Former FBI Assistant Special Agent in Charge in Boston Charged with Perjury and Obstruction of Justice
BOSTON – Robert Fitzpatrick, former Assistant Special Agent in Charge (ASAC) of the FBI’s Boston Field Office, has been indicted by a federal grand jury on six counts of perjury and six counts of obstruction of justice in connection with his testimony at the 2013 trial of James “Whitey” Bulger. Fitzpatrick was an ASAC in Boston between 1981 and 1986 and supervised the FBI’s organized crime squad in Massachusetts, Rhode Island, New Hampshire and Maine.
Fitzpatrick, 75, of Charlestown, R.I., who is the author of “Betrayal, Whitey Bulger and the FBI Agent Who Fought To Bring Him Down," testified under oath at the Bulger trial on July 29 and July 30, 2013. During that testimony, it is alleged that Fitzpatrick made false material declarations to aid Bulger’s defense and designed, in part, to enhance his own credibility as a former FBI official testifying for the defense.
It is alleged that Fitzpatrick falsely testified that: he was specifically sent to Boston by the Assistant Director of the FBI because there were major problems in the office, when, in fact, it was a routine reassignment and Fitzpatrick received no special instructions from the Assistant Director; that Bulger told Fitzpatrick that Bulger was not an FBI informant when, in fact, Bulger never denied to Fitzpatrick that Bulger was an informant; that Fitzpatrick tried to close Bulger as an FBI informant but was overruled by, among others, FBI headquarters when, in fact, Fitzpatrick never advocated that Bulger be closed as an informant; that he was not demoted and reduced in grade because of charges related to a shooting incident, when, in fact, Fitzpatrick was demoted due to his falsification of reports related to his investigation of a shooting incident; and that he personally arrested mob boss Jerry Angiulo when, in fact, Fitzpatrick did not arrest Jerry Angiulo. Finally, it is alleged that Fitzpatrick falsely testified that he personally found the rifle that was used to assassinate Dr. Martin Luther King, Jr. in Memphis in 1968, “having just missed James Earl Ray, the shooter.” According to the indictment, Fitzpatrick was not the first officer at the scene who recovered the weapon used to assassinate Martin Luther King.

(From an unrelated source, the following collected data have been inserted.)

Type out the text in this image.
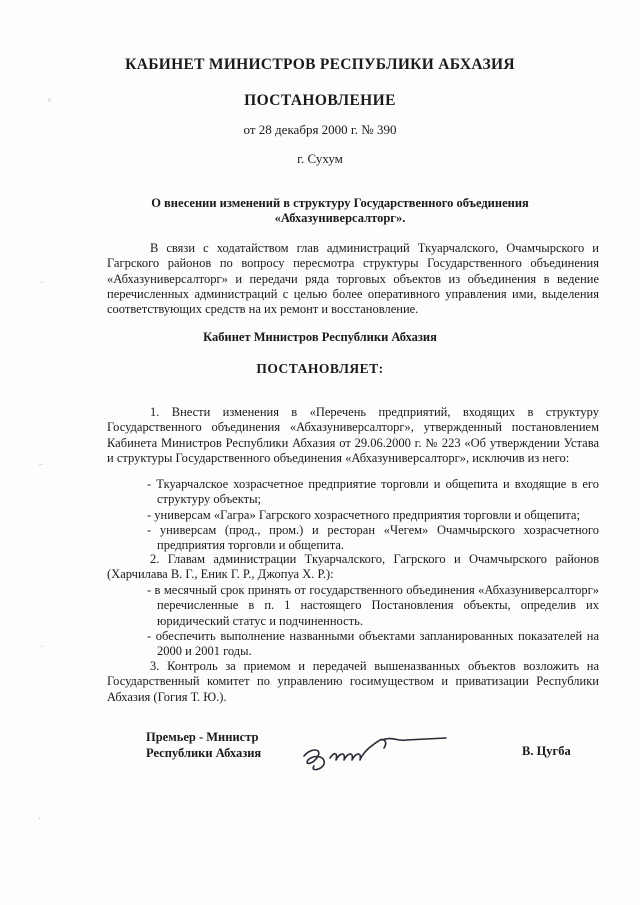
КАБИНЕТ МИНИСТРОВ РЕСПУБЛИКИ АБХАЗИЯ
ПОСТАНОВЛЕНИЕ
от 28 декабря 2000 г. № 390
г. Сухум
О внесении изменений в структуру Государственного объединения «Абхазуниверсалторг».
В связи с ходатайством глав администраций Ткуарчалского, Очамчырского и Гагрского районов по вопросу пересмотра структуры Государственного объединения «Абхазуниверсалторг» и передачи ряда торговых объектов из объединения в ведение перечисленных администраций с целью более оперативного управления ими, выделения соответствующих средств на их ремонт и восстановление.
Кабинет Министров Республики Абхазия
ПОСТАНОВЛЯЕТ:
1. Внести изменения в «Перечень предприятий, входящих в структуру Государственного объединения «Абхазуниверсалторг», утвержденный постановлением Кабинета Министров Республики Абхазия от 29.06.2000 г. № 223 «Об утверждении Устава и структуры Государственного объединения «Абхазуниверсалторг», исключив из него:
- Ткуарчалское хозрасчетное предприятие торговли и общепита и входящие в его структуру объекты;
- универсам «Гагра» Гагрского хозрасчетного предприятия торговли и общепита;
- универсам (прод., пром.) и ресторан «Чегем» Очамчырского хозрасчетного предприятия торговли и общепита.
2. Главам администрации Ткуарчалского, Гагрского и Очамчырского районов (Харчилава В. Г., Еник Г. Р., Джопуа Х. Р.):
- в месячный срок принять от государственного объединения «Абхазуниверсалторг» перечисленные в п. 1 настоящего Постановления объекты, определив их юридический статус и подчиненность.
- обеспечить выполнение названными объектами запланированных показателей на 2000 и 2001 годы.
3. Контроль за приемом и передачей вышеназванных объектов возложить на Государственный комитет по управлению госимуществом и приватизации Республики Абхазия (Гогия Т. Ю.).
Премьер - Министр
Республики Абхазия	В. Цугба
ⁿ
·
⁻
·
·
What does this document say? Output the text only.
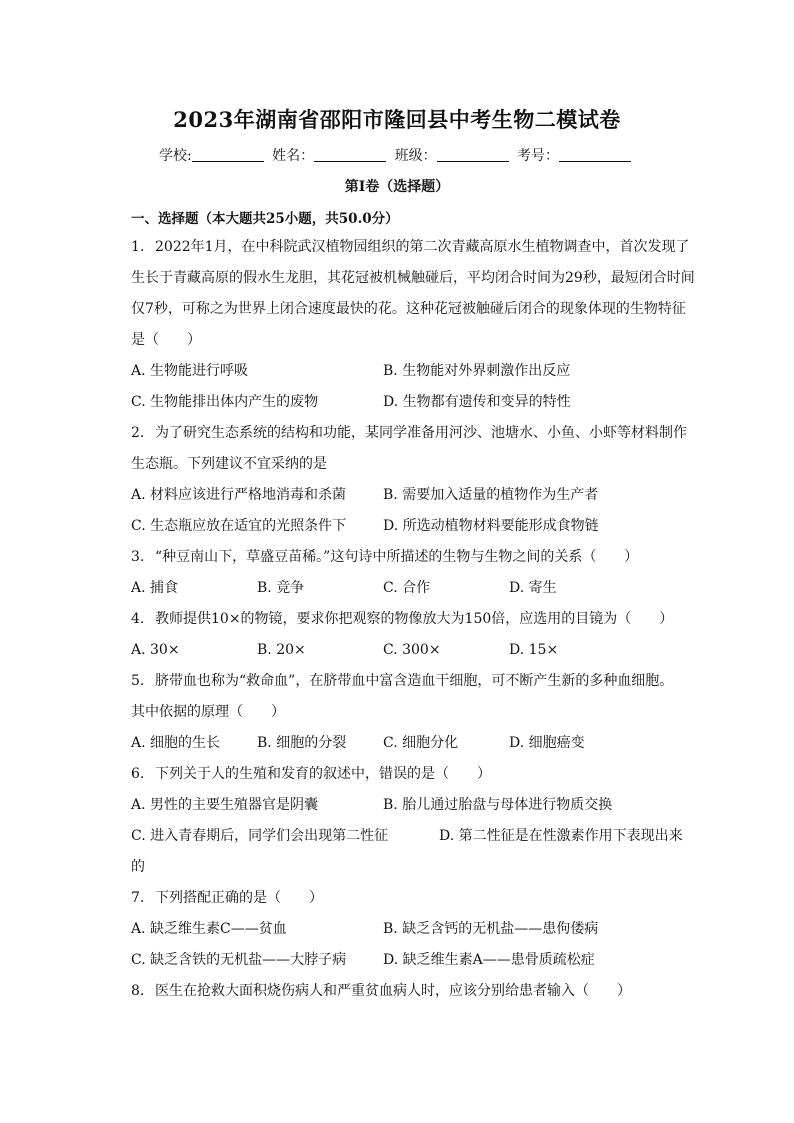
2023年湖南省邵阳市隆回县中考生物二模试卷
学校:	姓名：	班级：	考号：
第I卷（选择题）
一、选择题（本大题共25小题，共50.0分）
1. 2022年1月，在中科院武汉植物园组织的第二次青藏高原水生植物调查中，首次发现了
生长于青藏高原的假水生龙胆，其花冠被机械触碰后，平均闭合时间为29秒，最短闭合时间
仅7秒，可称之为世界上闭合速度最快的花。这种花冠被触碰后闭合的现象体现的生物特征
是（　　）
A. 生物能进行呼吸	B. 生物能对外界刺激作出反应
C. 生物能排出体内产生的废物	D. 生物都有遗传和变异的特性
2. 为了研究生态系统的结构和功能，某同学准备用河沙、池塘水、小鱼、小虾等材料制作
生态瓶。下列建议不宜采纳的是
A. 材料应该进行严格地消毒和杀菌	B. 需要加入适量的植物作为生产者
C. 生态瓶应放在适宜的光照条件下	D. 所选动植物材料要能形成食物链
3. “种豆南山下，草盛豆苗稀。”这句诗中所描述的生物与生物之间的关系（　　）
A. 捕食	B. 竞争	C. 合作	D. 寄生
4. 教师提供10×的物镜，要求你把观察的物像放大为150倍，应选用的目镜为（　　）
A. 30×	B. 20×	C. 300×	D. 15×
5. 脐带血也称为“救命血”，在脐带血中富含造血干细胞，可不断产生新的多种血细胞。
其中依据的原理（　　）
A. 细胞的生长	B. 细胞的分裂	C. 细胞分化	D. 细胞癌变
6. 下列关于人的生殖和发育的叙述中，错误的是（　　）
A. 男性的主要生殖器官是阴囊	B. 胎儿通过胎盘与母体进行物质交换
C. 进入青春期后，同学们会出现第二性征	D. 第二性征是在性激素作用下表现出来
的
7. 下列搭配正确的是（　　）
A. 缺乏维生素C——贫血	B. 缺乏含钙的无机盐——患佝偻病
C. 缺乏含铁的无机盐——大脖子病	D. 缺乏维生素A——患骨质疏松症
8. 医生在抢救大面积烧伤病人和严重贫血病人时，应该分别给患者输入（　　）
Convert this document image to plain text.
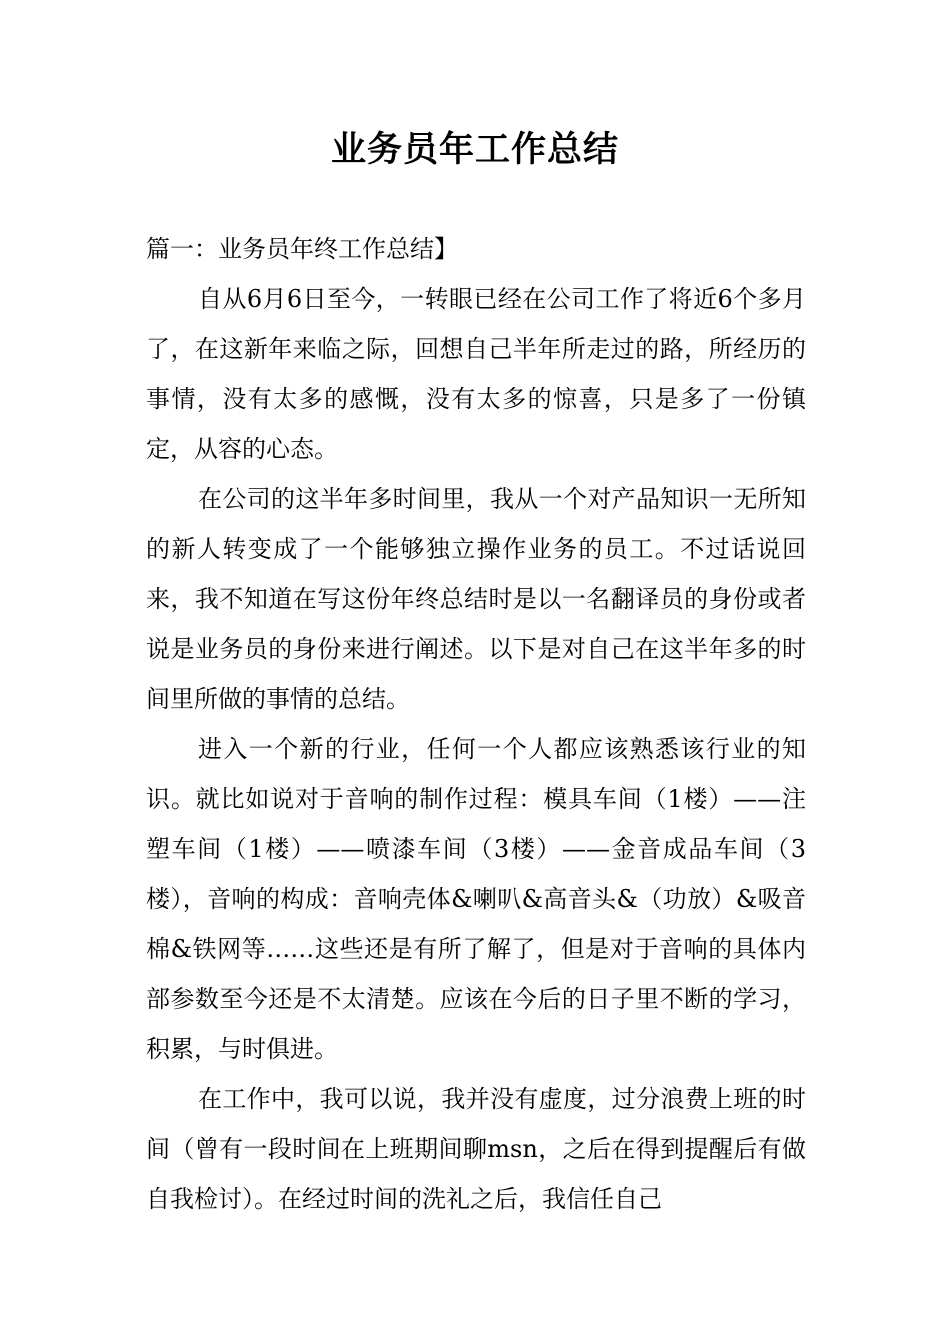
业务员年工作总结

篇一：业务员年终工作总结】

自从6月6日至今，一转眼已经在公司工作了将近6个多月了，在这新年来临之际，回想自己半年所走过的路，所经历的事情，没有太多的感慨，没有太多的惊喜，只是多了一份镇定，从容的心态。

在公司的这半年多时间里，我从一个对产品知识一无所知的新人转变成了一个能够独立操作业务的员工。不过话说回来，我不知道在写这份年终总结时是以一名翻译员的身份或者说是业务员的身份来进行阐述。以下是对自己在这半年多的时间里所做的事情的总结。

进入一个新的行业，任何一个人都应该熟悉该行业的知识。就比如说对于音响的制作过程：模具车间（1楼）——注塑车间（1楼）——喷漆车间（3楼）——金音成品车间（3楼），音响的构成：音响壳体&喇叭&高音头&（功放）&吸音棉&铁网等……这些还是有所了解了，但是对于音响的具体内部参数至今还是不太清楚。应该在今后的日子里不断的学习，积累，与时俱进。

在工作中，我可以说，我并没有虚度，过分浪费上班的时间（曾有一段时间在上班期间聊msn，之后在得到提醒后有做自我检讨）。在经过时间的洗礼之后，我信任自己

The charging statute provides a sentence of no greater than five years in prison, three years of supervised release and a fine of $250,000 on each of the six perjury counts and a sentence of no greater than 10 years in prison on the obstruction of justice counts. The sentences for federal crimes are typically less than the maximum penalties. Sentences are imposed by a federal district court judge based upon the U.S. Sentencing Guidelines and other statutory factors.
Fitzpatrick is scheduled to have his initial appearance before U.S. Magistrate Judge Donald L. Cabell later today.
United States Attorney Carmen M. Ortiz and Michael E. Horowitz, Inspector General for the Department of Justice made the announcement today. This matter is being investigated by the Department of Justice Office of the Inspector General and is being prosecuted by Assistant U.S. Attorney Zachary R. Hafer of Ortiz’s Public Corruption and Special Prosecutions Unit.
The details contained in the Indictment are allegations. The defendant is presumed to be innocent unless and until proven guilty beyond a reasonable doubt in a court of law.